Last week, a chance meeting with the general manager at the St Regis Hotel Singapore revealed what a small and interconnected world this is. Amadeo Zarzosa was the founding general manager of at the Atlantis in Dubai. Today, however, he could not be happier in his new surroundings, running 229 rooms instead of 1,539. "I had to get away from the madness," he told me. "It was great fun to do, but I am glad to have left it behind." Not that the St Regis is a stranger to celebrity - I observed the UK's Prince Andrew striding through the grand reception area, and Zarzosa confided that his speech for the Christmas party that afternoon started with "Welcome, your Highnesses". There was Middle Eastern royalty there too.

If you happened to be in the Hiltonia Beach Club on Sunday you may have wondered why it had been turned into a mini Africa. The answer is that the Kenya Tourist Board has set its sights on the UAE for both drawing in tourists and encouraging local companies to develop there.
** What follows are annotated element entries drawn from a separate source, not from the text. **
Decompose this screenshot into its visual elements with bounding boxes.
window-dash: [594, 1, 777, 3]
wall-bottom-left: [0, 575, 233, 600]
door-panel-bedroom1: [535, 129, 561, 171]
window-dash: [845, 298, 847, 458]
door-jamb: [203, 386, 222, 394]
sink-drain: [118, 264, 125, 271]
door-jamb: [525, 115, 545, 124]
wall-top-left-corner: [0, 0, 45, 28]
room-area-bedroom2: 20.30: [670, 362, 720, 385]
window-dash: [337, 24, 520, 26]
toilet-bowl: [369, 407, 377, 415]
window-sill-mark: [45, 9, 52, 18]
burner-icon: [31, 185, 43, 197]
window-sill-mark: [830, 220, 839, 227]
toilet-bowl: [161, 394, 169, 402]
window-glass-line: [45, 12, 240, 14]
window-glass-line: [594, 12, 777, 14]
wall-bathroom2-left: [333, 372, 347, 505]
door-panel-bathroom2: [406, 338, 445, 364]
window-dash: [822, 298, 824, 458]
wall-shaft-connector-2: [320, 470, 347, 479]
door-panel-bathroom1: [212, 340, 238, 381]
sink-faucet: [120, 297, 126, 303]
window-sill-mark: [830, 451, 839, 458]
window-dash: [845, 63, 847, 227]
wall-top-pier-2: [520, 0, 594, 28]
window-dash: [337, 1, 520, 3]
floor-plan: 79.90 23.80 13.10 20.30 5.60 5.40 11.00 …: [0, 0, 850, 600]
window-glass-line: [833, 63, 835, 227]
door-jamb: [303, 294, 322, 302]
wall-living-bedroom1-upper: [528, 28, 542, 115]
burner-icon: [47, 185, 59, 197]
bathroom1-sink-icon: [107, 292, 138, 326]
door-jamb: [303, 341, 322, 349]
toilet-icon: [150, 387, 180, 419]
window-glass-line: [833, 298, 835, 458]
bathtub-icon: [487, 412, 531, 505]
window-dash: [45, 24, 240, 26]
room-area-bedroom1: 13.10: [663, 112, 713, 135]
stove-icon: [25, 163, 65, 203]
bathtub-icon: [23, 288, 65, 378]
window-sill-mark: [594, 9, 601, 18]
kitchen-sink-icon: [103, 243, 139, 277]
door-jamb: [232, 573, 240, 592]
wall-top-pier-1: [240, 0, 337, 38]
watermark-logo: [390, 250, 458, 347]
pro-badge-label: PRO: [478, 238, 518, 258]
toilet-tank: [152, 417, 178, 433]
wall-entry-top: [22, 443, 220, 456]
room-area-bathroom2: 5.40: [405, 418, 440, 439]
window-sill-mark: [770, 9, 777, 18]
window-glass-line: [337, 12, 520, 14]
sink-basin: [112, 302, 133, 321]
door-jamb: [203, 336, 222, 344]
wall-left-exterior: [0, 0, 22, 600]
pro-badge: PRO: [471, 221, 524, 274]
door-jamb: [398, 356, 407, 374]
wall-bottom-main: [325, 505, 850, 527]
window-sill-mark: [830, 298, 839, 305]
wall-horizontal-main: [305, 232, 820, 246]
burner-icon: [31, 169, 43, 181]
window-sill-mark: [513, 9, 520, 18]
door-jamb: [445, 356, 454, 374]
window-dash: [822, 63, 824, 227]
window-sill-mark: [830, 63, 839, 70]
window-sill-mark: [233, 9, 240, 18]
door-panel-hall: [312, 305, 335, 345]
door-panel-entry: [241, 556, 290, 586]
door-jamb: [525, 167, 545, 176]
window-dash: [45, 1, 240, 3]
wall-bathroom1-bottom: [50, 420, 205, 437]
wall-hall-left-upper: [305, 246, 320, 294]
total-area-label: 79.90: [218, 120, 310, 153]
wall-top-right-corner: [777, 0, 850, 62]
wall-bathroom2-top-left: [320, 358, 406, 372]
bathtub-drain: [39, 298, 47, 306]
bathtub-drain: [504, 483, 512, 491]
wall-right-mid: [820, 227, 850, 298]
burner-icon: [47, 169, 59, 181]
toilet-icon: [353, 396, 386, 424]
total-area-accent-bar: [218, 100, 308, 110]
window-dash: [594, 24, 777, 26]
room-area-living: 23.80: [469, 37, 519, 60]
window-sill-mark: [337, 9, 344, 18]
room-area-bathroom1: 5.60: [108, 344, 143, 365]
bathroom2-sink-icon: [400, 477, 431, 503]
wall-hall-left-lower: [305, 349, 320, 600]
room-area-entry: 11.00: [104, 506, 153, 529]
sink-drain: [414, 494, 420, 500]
Last week saw the first ever "Kenya Week" in the Emirates - involving week-long promotional activities, including at the Le Méridien Hotel in Dubai.

The minister for tourism, Najib Balala, flew in and announced the opening of the Kenya Tourist Board's Middle East office in Dubai - a result of the recent increase in the country's popularity here as a tourist and business destination. For the first three quarters of this year, visitors from the UAE represented the highest increase in visitors to Kenya, 41.2 per cent up on the same period in 2007.

The government is also actively encouraging investment in hotel and resort developments in northern Kenya, especially around Lake Turkana district, an area highlighted as holding strong tourism potential but yet to be fully developed.

Also last weekend, a rather different programme at Le Méridien Al Aqah Beach resort in Fujairah. The target for this two-day event was the region's conservation, diving, fishing and boating communities, whom the organisers want to enlist to establish a photo ID database of whale sharks in the Arab world. According to the project leader Jonathan Ali Khan, a Dubai-based natural history filmmaker and founder of the Sharkquest Arabia Initiative, the whale sharks in the Arabian Gulf and Arabian Sea may hold the key to the survival of the species. Says Khan: "In light of the role that our waters play as nurseries and feeding grounds for whale sharks, this region may hold the key to the welfare of the Indian Ocean population of whale sharks ... We need to encourage support for regional research and international collaboration."

W Hotels unveiled the design concept for its London property this week. Sited on Leicester Square and due to open next year, the hope is that this ultra-cool, upmarket hotel will do just as much for the area as the area will do for the hotel. A byword for the most central location in London, Leicester Square has become rather sleazy and unattractive. The arrival of W is expected to attract other upmarket brands to give the square a touch more class.

The new hotel plays on the contrasting personas of the English at work and at play - during the day the exterior will display a restrained palette of white Portland stone and white stucco. By night, artificial lighting of every type and colour will be used to transform it. "It was decided that the hotel would have a cool, understated Englishness by day and then would glam up for a night in the vibrant West End," says John Whiles, director of Jestico + Whiles, the architects.

Hotel rates always rise during a major sporting event, but the price hikes in South Africa for next year's World Cup are eye-watering. Research on Hotels.com, an accommodation website, shows that the four-star, centrally located Cape Town Lodge Hotel, which is charging $110 (Dh405) per room, per night from from May 28 to June 5, is raising its rate on June 11 when the tournament gets under way, to $641 (Dh2,356) per night. Room rates at the five-star Compass House Boutique Villa in Bantry Bay, Cape Town, will rise from $95 (Dh348) per night to $506 (Dh1,860) - an increase of 438 per cent.